Where uploaded videos live#

ViPPET stores input videos in two parallel locations inside the shared videos/input/ folder:

Subdirectory

Contents

videos/input/auto/

Videos auto-downloaded at startup from default_recordings.yaml. Managed by ViPPET; do not edit by hand.

videos/input/uploaded/

Videos uploaded by the user through the Upload button or the POST /videos/upload API.

Filenames are globally unique across the two subdirectories: an upload that collides with an auto-downloaded recording is rejected with a file_exists error. The auto-generated MPEG-TS copy and the metadata JSON sidecar live in the same subdirectory as their source file.

Configuring upload limits#

Four environment variables on the vippet-app service control what the upload endpoint accepts. Change them in compose.yml and restart the stack to take effect.

Variable

Default

Description

UPLOAD_ALLOWED_EXTENSIONS

mp4,mkv,mov,avi,ts,264,avc,h265,hevc

Comma-separated list of file extensions accepted by POST /videos/upload. Case-insensitive.

UPLOAD_ALLOWED_CONTAINERS

mp4,mov,mkv,avi,mpegts,raw

Comma-separated list of container formats accepted after probing the uploaded file. raw covers H.264 / H.265 elementary streams.

UPLOAD_ALLOWED_CODECS

h264,h265

Comma-separated list of video codecs accepted after probing.

UPLOAD_MAX_SIZE_BYTES

2147483648 (2 GiB)

Maximum accepted upload body size in bytes. Enforced per chunk while streaming the upload to disk. Keep in sync with the client_max_body_size directive in ui/nginx.conf if you raise it.

Tightening these allow-lists never deletes files that are already on disk; it only prevents new uploads from being accepted. Widening the codec or container list does not implicitly add the matching file extensions - extend UPLOAD_ALLOWED_EXTENSIONS as well.

Upload errors and how to resolve them#

Every rejected upload returns HTTP 422 with a structured body that carries an error discriminator, a human-readable detail message, and (where useful) the offending found value plus the allowed list. The UI surfaces the detail text in the upload dialog.

error

What it means

How to resolve

missing_filename

The request did not include a usable filename, or the filename contained unsafe characters (path separators, control characters, etc.).
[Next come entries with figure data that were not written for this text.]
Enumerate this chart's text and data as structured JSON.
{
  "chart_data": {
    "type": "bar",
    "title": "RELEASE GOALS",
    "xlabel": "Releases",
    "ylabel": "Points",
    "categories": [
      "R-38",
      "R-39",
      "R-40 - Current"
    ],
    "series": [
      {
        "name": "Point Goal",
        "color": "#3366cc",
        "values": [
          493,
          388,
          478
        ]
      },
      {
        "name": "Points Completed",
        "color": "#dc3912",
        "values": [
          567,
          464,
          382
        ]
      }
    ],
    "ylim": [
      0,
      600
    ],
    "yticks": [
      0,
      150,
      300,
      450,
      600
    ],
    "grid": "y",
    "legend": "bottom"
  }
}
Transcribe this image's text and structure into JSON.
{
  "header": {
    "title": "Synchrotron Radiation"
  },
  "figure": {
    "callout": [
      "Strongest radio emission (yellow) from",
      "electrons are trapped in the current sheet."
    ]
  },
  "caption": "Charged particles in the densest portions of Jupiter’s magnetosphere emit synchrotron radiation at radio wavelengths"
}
Rename the file to use only letters, digits, dot, underscore, hyphen, and space, and try again.

unsupported_extension

The file extension is not in UPLOAD_ALLOWED_EXTENSIONS.

Convert the file to one of the allowed formats, or ask the operator to extend the allow-list.

file_too_large

The streamed body exceeded UPLOAD_MAX_SIZE_BYTES. The temporary file is deleted as soon as the limit is crossed.

Split or re-encode the video to a smaller size, or ask the operator to raise the limit (and the matching nginx limit).

file_exists

Another video with the same basename already exists in videos/input/auto/ or videos/input/uploaded/.

Rename the file before uploading, or delete the existing entry first.

unsupported_container

The probed container format is not in UPLOAD_ALLOWED_CONTAINERS. This usually means the file has a misleading extension.

Re-encode into a supported container, or ask the operator to extend the allow-list.

unsupported_codec

The probed video codec is not in UPLOAD_ALLOWED_CODECS (by default, only h264 and h265).

Re-encode the video into H.264 or H.265, or ask the operator to extend the allow-list.

invalid_video

The video decoder could not open the file. The file is most likely corrupted, truncated, or not actually a video.

Re-export the file from the original source and try again.

The endpoint, request body, and full response schema (including the VideoUploadError model) are also documented in the live OpenAPI reference at /docs (Swagger UI) and /redoc.

Selecting a video as pipeline input#

To use a video as pipeline input, open the Pipeline Builder and click the Input block to see the properties.

Pipeline Input

From the Source Type dropdown, select Video.

Pipeline Source Type

Then, from the Source dropdown, select the desired video.

Pipeline Source

The selected video will now be used as the pipeline input.